At the age of 78, Suisse was found dead in his bed by a naked model, Sara, and some student artists. He was duly buried at the Cimetière de Montparnasse, Paris, on 29 November 1859. He had known and befriended many artists, and many would have attended his funeral. However, before he died, he asked that only his family attend, as artists' time was precious and he had no desire to disturb them. This instruction and his modest savings, he left to a niece who had been very close and helpful.

Passe writes that in 1876, the Ateliers de Dessin et de Peinture, were more-or-less limited to Julian's Academy in the Passage des Panoramas (see Crombie) and Crébassol's insufficient, little course in rue Gît-le-Cœur. He makes no mention of the renowned Académie Colarossi (see below), which must mean it had not been opened. It would seem that Crébassol had moved the school to No. 12, rue Gît-le-Cœur, 6th Arrondissement, over the river from the Quai des Orfèvres. Passe further states that two years later in 1879 the aged Crébassol sold his studio to the Italian model and sculptor Filippo Colarossi (1841–1906) for the sum of 500 fr. Crébassol was by this time 73 years old and was presumably no longer able and/or willing to maintain his academy any longer. He died at home in 1883.

Colarossi wanted to start his own professional art academy and had, through hard work and economy, saved the required funds.

In 1880, Colarossi moved his acquisition to a newly built, six studio complex in the courtyard of No. 10, Rue de la Grande Chaumière (6th arrondissement) in Montparnasse, then a hive of artistic activity. He renamed it the Académie Colarossi, a very successful, fee-funded school that offered expert tuition to male and female students from all over the world.

While Colarossi and his academy went from strength to strength, Suisse's considerable contributions to art were slowly forgotten. No monument or plaque was placed to remind Paris and its visitor of this remarkable man.
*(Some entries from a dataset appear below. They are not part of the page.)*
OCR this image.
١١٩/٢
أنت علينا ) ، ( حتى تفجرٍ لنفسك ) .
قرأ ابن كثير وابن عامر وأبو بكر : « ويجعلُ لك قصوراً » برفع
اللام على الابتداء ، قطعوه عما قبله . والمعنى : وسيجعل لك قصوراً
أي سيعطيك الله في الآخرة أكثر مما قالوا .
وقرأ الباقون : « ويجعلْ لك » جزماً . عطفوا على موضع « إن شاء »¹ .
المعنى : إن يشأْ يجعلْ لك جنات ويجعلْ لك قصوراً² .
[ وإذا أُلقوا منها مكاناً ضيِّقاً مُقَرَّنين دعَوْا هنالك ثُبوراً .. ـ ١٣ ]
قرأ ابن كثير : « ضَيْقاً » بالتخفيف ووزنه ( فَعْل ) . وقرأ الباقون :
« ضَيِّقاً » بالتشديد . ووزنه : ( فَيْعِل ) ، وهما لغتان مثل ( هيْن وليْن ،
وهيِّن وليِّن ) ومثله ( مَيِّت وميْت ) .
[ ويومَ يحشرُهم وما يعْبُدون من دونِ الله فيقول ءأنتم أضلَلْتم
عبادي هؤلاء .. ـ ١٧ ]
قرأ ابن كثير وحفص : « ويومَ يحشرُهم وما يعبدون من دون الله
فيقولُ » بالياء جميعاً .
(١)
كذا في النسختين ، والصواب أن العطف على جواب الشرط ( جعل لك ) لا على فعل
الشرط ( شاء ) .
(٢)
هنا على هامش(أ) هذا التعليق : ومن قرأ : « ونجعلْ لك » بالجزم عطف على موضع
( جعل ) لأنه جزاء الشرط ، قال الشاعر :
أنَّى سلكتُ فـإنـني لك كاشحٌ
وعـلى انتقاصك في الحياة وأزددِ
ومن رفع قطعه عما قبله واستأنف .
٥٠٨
The memory of his existence was further dimmed when in 1905, the block of buildings including 4 Quai des Orfèvres was expropriated and demolished to make way for the extension of the Palais de Justice in 1906.
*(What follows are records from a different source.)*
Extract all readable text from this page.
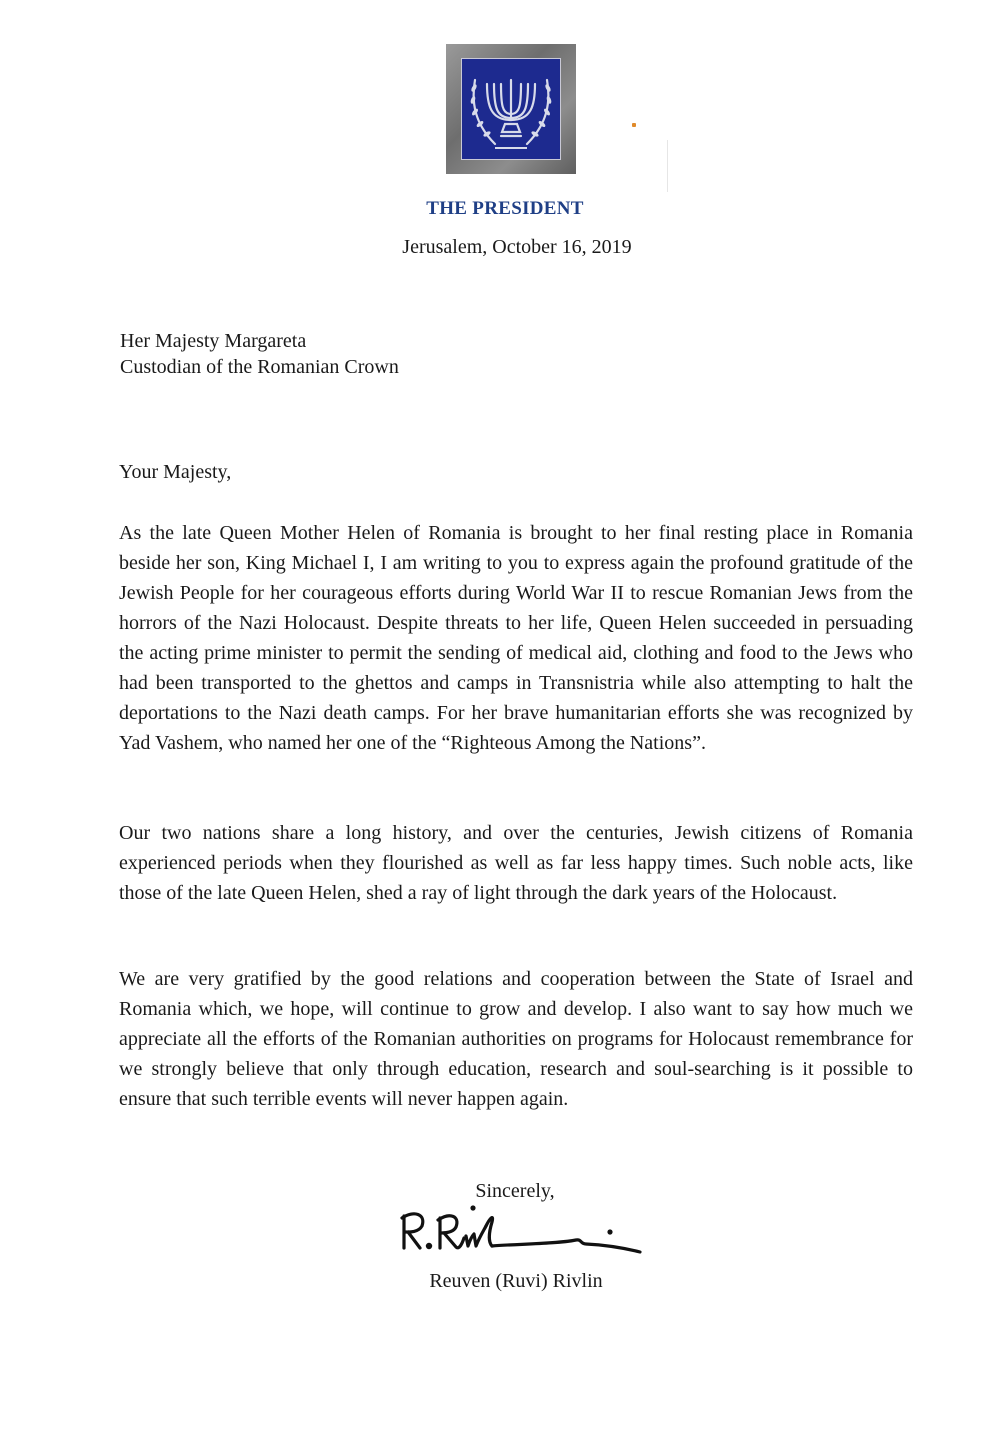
THE PRESIDENT
Jerusalem, October 16, 2019
Her Majesty Margareta
Custodian of the Romanian Crown
Your Majesty,

As the late Queen Mother Helen of Romania is brought to her final resting place in Romania beside her son, King Michael I, I am writing to you to express again the profound gratitude of the Jewish People for her courageous efforts during World War II to rescue Romanian Jews from the horrors of the Nazi Holocaust. Despite threats to her life, Queen Helen succeeded in persuading the acting prime minister to permit the sending of medical aid, clothing and food to the Jews who had been transported to the ghettos and camps in Transnistria while also attempting to halt the deportations to the Nazi death camps. For her brave humanitarian efforts she was recognized by Yad Vashem, who named her one of the “Righteous Among the Nations”.

Our two nations share a long history, and over the centuries, Jewish citizens of Romania experienced periods when they flourished as well as far less happy times. Such noble acts, like those of the late Queen Helen, shed a ray of light through the dark years of the Holocaust.

We are very gratified by the good relations and cooperation between the State of Israel and Romania which, we hope, will continue to grow and develop. I also want to say how much we appreciate all the efforts of the Romanian authorities on programs for Holocaust remembrance for we strongly believe that only through education, research and soul-searching is it possible to ensure that such terrible events will never happen again.

Sincerely,
Reuven (Ruvi) Rivlin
Despite this, the memory and gratitude of artists persisted. An attempt was made by ex-students to rekindle a flame of remembrance. In a meeting at the Académie Colarossi in 1913, the "Société Internationale des Anciens Élèves des Académies Suisse-Crebassol-Colarossi" was formed. Its president was the renowned sculptor Jean Antoine Injalbert (1845–1933) and its aim was to hold exhibitions by former students, both in France and abroad. The society proposed to celebrate the contributions of the three schools to the world of art and promote the works of their students.
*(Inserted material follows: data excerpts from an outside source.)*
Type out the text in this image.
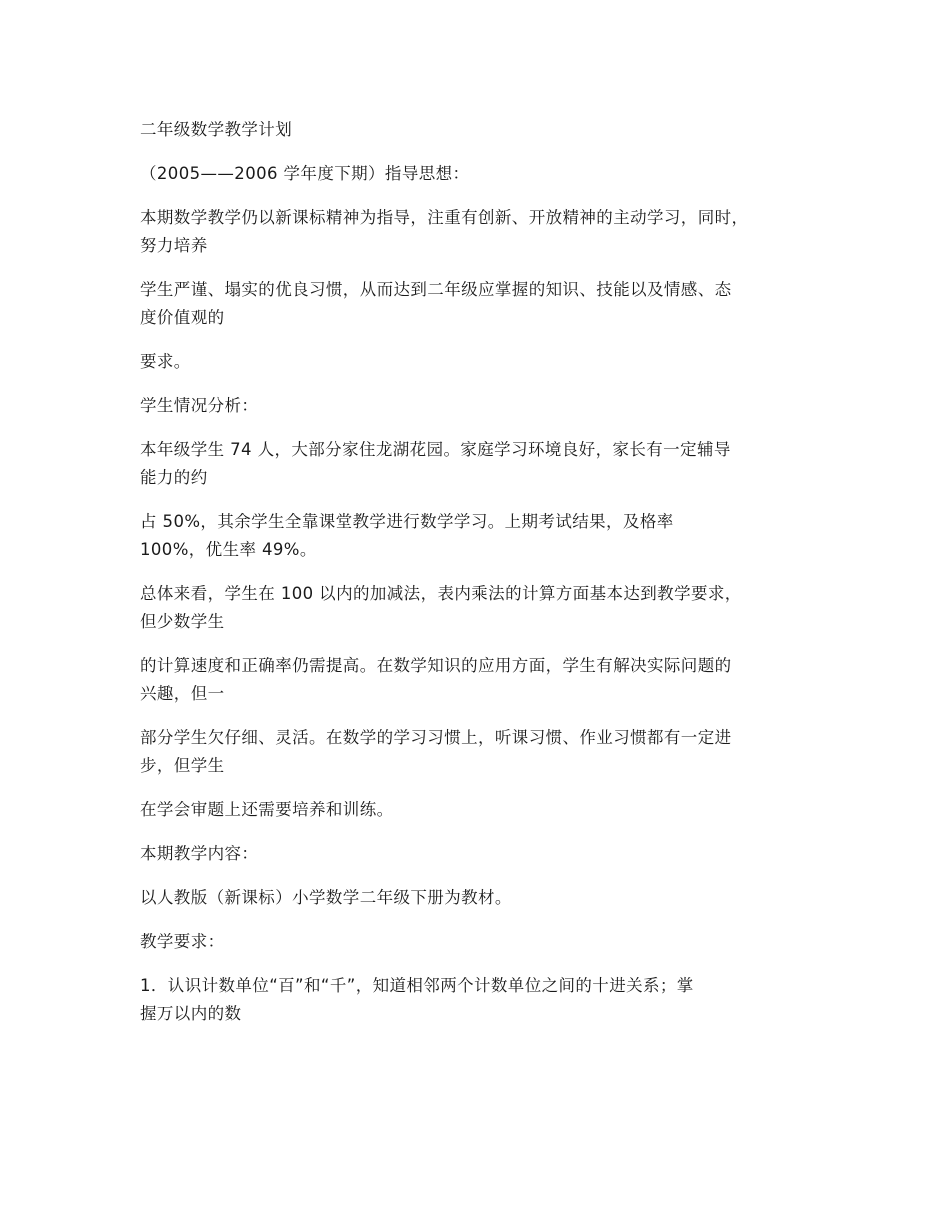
二年级数学教学计划

（2005——2006 学年度下期）指导思想：

本期数学教学仍以新课标精神为指导，注重有创新、开放精神的主动学习，同时，
努力培养

学生严谨、塌实的优良习惯，从而达到二年级应掌握的知识、技能以及情感、态
度价值观的

要求。

学生情况分析：

本年级学生 74 人，大部分家住龙湖花园。家庭学习环境良好，家长有一定辅导
能力的约

占 50%，其余学生全靠课堂教学进行数学学习。上期考试结果，及格率
100%，优生率 49%。

总体来看，学生在 100 以内的加减法，表内乘法的计算方面基本达到教学要求，
但少数学生

的计算速度和正确率仍需提高。在数学知识的应用方面，学生有解决实际问题的
兴趣，但一

部分学生欠仔细、灵活。在数学的学习习惯上，听课习惯、作业习惯都有一定进
步，但学生

在学会审题上还需要培养和训练。

本期教学内容：

以人教版（新课标）小学数学二年级下册为教材。

教学要求：

1．认识计数单位“百”和“千”，知道相邻两个计数单位之间的十进关系；掌
握万以内的数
Sadly, the initiative seems to have failed, perhaps due to the advent of the First World War.

==Notable students==

- David d'Angers (1788–1856)
- Jean Béraud (1849–1935)
- Richard Parkes Bonington (1802–1828)
- Eugène-Ferdinand Buttura (1812–1852)
- Alexandre Cabanel (1823–1889)
- Lyell Edwin Carr (1854–1912)
- Eugène Carrière (1849–1906)
- Paul Cézanne (1839–1906)
- Camille Claudel (1864–1943)
- Jean-Baptiste-Camille Corot (1796–1875)
- Gustave Courbet (1819–1877)
- Thomas Couture (1815–1879)
- Honoré Daumier (1808–1879)
- Eugène Delacroix (1798–1863)
- Michel Martin Drolling (1786–1851)
- Charles Auguste Émile Duran (Carolus-Duran) (1837–1917)
- Achille Emperaire (1829–1898)
- François-Louis Français (1814–1897)
- Jean-Louis André Théodore Géricault (1791–1824)
- Jean François Gigoux (1806–1894)
- Armand Guillaumin (1841–1927)
- Alfred Guillou (1844–1926)
- Jean-Jacques Henner (1829–1905)
- Jean-Auguste-Dominique Ingres (1780–1867)
- Eugène Isabey (1803–1886)
- Henry Lerolle (1848–1929)
- Maximilien Luce (1858–1941)
- Édouard Manet (1832–1883)
- Charles Marville (1813–1879)
- Ernest Meissonier (1815–1891)
- Claude Monet (1840–1926)
- Francisco Oller (1833–1917)
- Amable Louis Claude Pagnest (1790–1819)
- Camille Pissarro (1830–1903)
- Denis Auguste Marie Raffet (1804–1860)
- Emile Schuffenecker (1851–1934)
- Philippe Solari (1840–1906)
- Louis Charles Auguste Steinheil (1814–1885)

== Notes ==

1. Some sources give Suisse's forename as Charles. However, it appears he was in fact named Martin François.
2. 5 US dollars had the same buying power as 168 current US dollars.